The exclusions from the original list are also puzzling. I take it, as you do, that the omission of the Blackett’s is an oversight, but what about Richard Hughes? I thought they were friends. And surely it is wrong to rule out nearly all the philosophers. As it stands we have no representation at all of Cambridge philosophy. I think we must ask Broad unless Bertie has a strong personal antipathy to him. And I think that we ought to ask the Braithwaites as well. I also think it important to include some younger philosophers who admire Bertie’s work. That is why I suggested the Quintons and the Williams’s. I have no objection to Jim Urmson (not a professor by the way) who is a nice fellow, but he is not the most prominent of the Oxford linguistic philosophers. If Edith wants to have a member of that school — to show that there are no hard feelings — why not Strawson who is much the most gifted of them? And what about Ryle? I hear that he and Bertie don’t get on very well, but he is the sort of titular head of the profession, and ought perhaps therefore to be asked. Will you sound Edith out about this?
I am rather pleased that Edith isn’t insisting on having all the cousins, but I agree with you that it might be imprudent to exclude all the children. I suppose it was thought difficult to pick or choose between them. The original idea was to have just the daughter with her clergyman husband. I would rather like to ask Amberley, but I gathered from Edith that he was in an odd mental state — and also that in that case it would be difficult to exclude Dora, though I don’t really see why it should be.

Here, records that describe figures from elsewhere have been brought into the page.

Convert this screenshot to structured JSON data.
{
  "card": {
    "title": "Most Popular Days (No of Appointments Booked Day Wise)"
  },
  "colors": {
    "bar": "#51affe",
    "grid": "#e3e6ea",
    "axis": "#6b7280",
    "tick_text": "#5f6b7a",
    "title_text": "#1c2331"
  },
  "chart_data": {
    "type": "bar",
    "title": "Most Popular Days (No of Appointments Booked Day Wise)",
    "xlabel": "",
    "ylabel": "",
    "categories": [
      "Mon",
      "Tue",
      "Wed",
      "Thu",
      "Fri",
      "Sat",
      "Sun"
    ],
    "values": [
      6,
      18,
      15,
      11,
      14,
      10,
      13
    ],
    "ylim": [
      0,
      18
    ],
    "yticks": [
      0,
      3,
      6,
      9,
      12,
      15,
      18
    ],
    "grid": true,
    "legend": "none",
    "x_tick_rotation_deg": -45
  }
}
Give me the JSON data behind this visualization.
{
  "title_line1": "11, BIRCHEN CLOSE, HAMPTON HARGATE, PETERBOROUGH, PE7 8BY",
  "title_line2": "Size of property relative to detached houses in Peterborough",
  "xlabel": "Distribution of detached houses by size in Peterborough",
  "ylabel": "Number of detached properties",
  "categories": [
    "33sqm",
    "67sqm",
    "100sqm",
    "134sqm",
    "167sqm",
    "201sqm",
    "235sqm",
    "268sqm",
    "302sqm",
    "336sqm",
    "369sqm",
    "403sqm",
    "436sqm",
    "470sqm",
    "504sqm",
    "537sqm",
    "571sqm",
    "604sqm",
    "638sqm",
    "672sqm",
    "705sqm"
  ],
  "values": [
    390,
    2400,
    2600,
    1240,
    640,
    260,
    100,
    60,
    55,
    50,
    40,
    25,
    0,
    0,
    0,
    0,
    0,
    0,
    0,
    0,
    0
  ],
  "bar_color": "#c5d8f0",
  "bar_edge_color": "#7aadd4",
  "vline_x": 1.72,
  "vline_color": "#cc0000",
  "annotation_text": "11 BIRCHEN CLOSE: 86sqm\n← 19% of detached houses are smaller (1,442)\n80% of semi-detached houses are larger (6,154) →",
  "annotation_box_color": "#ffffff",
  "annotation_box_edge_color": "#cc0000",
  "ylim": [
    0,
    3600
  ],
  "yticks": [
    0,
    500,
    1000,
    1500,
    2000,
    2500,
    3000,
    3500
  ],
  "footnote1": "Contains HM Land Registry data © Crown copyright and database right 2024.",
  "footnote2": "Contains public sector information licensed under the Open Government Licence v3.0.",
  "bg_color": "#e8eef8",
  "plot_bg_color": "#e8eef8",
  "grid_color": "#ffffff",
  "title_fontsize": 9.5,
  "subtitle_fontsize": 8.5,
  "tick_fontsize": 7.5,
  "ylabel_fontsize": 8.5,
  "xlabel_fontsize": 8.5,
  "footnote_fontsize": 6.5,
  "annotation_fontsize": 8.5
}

I had a very interesting time in Russia, which I will tell you about when I see you, and now I am off to France where I shall be until Easter. Will it be time enough if we get the invitations out at the end of the month? The immediate problem is to get the venue settled and find out how much it will cost. I think we can rely on Scho[e]nman to do this part of the donkey work, though I wouldn’t trust him with the invitations. We might, however, ask him to get some cards printed. How do you think they should be phrased? “You are invited to a banquet in honour of Earl Russell on the occasion of his ninetieth birthday” or [“]The pleasure of your company is requested at ...” and then at the bottom Tickets ... so much? No doubt the printer will have some stock formulas for occasions of this kind.
In case you need urgently to get in touch with me, my address after next Friday until Easter will be Chateau des Costes, Le Castellet, Var France.
Re-reading your letter, I note that you will be in London on Wednesday and Thursday. We are in rotten health, but I do very much want to see you. Could you for example manage drinks on Wednesday? Ring me up in any case.